Any delineation of a small set of rules leads immediately to a short description length for the rules. You just need to encode the index of the rule in the set, costing log(N) bits for a set of size N.

Note that MDL is not the same as algorithmic information theory (definition-up-to-a-constant comes up in AIT, not MDL), though they're of course related.

Comment author: cousin_it 07 September 2009 06:54:08PM *  0 points [-]

You just need to encode the index of the rule in the set, costing log(N) bits for a set of size N.

I see everyone's assuming that some things, by their nature, always go to infinity (e.g. number of samples) while others stay constant (e.g. rule set). This is a nice convention, but not always realistic - and it certainly wasn't mentioned in the original formulation of the problem of learning, where everything is finite. If you really want things to grow, why don't you then allow the set itself to be specified by increasingly convoluted algorithms as N goes to infinity? Like, exponential in N? :-) Learning can still work - in theory, it'll work just as well as a simple rule set - but you'll have a hard time explaining that with MDL.

(If there's some theoretical justification why this kind of outrageous bloatware won't be as successful as simple algorithms, I'd really like to hear it...)

Comment author: Johnicholas 07 September 2009 07:14:14PM 1 point [-]

You might find what you're looking for in Kevin T. Kelly's work:

http://www.andrew.cmu.edu/user/kk3n/ockham/Ockham.htm

Dr.

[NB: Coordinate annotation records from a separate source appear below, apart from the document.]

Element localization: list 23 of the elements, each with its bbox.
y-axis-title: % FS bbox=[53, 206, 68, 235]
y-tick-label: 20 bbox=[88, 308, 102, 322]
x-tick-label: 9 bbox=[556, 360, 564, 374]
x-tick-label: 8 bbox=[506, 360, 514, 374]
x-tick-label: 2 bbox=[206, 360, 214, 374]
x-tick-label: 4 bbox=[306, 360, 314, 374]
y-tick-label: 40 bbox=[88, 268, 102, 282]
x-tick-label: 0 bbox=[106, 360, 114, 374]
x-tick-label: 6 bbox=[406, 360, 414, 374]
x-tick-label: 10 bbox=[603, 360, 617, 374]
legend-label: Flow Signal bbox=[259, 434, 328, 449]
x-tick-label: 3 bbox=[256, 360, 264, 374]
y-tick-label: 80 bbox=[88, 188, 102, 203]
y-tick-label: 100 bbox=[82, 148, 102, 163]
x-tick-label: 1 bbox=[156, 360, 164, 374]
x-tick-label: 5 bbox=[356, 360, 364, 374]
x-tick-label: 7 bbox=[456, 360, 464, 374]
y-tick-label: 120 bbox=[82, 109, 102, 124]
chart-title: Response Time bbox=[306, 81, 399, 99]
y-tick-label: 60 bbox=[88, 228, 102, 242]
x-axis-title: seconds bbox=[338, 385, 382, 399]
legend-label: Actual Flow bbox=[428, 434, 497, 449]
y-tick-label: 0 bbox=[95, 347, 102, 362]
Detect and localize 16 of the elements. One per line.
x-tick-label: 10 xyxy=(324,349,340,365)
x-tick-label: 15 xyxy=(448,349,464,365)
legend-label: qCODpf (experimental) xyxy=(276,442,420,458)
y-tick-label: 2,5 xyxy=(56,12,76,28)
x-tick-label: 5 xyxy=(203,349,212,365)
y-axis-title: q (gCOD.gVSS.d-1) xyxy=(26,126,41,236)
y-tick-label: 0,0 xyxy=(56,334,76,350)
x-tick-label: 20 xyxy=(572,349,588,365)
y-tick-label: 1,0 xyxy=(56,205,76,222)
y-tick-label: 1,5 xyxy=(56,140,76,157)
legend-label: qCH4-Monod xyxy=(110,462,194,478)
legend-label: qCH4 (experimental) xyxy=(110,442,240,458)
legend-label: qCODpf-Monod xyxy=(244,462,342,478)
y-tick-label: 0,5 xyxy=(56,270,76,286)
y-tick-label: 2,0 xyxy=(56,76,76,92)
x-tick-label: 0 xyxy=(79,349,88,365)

Shalizi mentioned it as an alternative formalization of Occam's Razor.

Comment author: cousin_it 07 September 2009 07:55:19PM *  0 points [-]

Johnicolas, thanks. This link and your other comments in those threads are very close to what I'm looking for, though this realization took me some time.

Comment author: RichardKennaway 07 September 2009 05:05:19PM *  0 points [-]

To my mind this casts doubt on the importance of MDL.

I think its uncomputability already does that. When you make a computable version by limiting attention to some framework of descriptive capabilities smaller than universal computation, different choices of that framework will give you different measures of simplicity. What is simple in one framework may seem elaborate and baroque in another. Or as some military strategist once put it:

"To the foot-soldier, the strategy of a general may seem obscure, shrouded in shadows and fog, but to the general himself, his way is as plain as if he were marching his army down a broad, straight highway."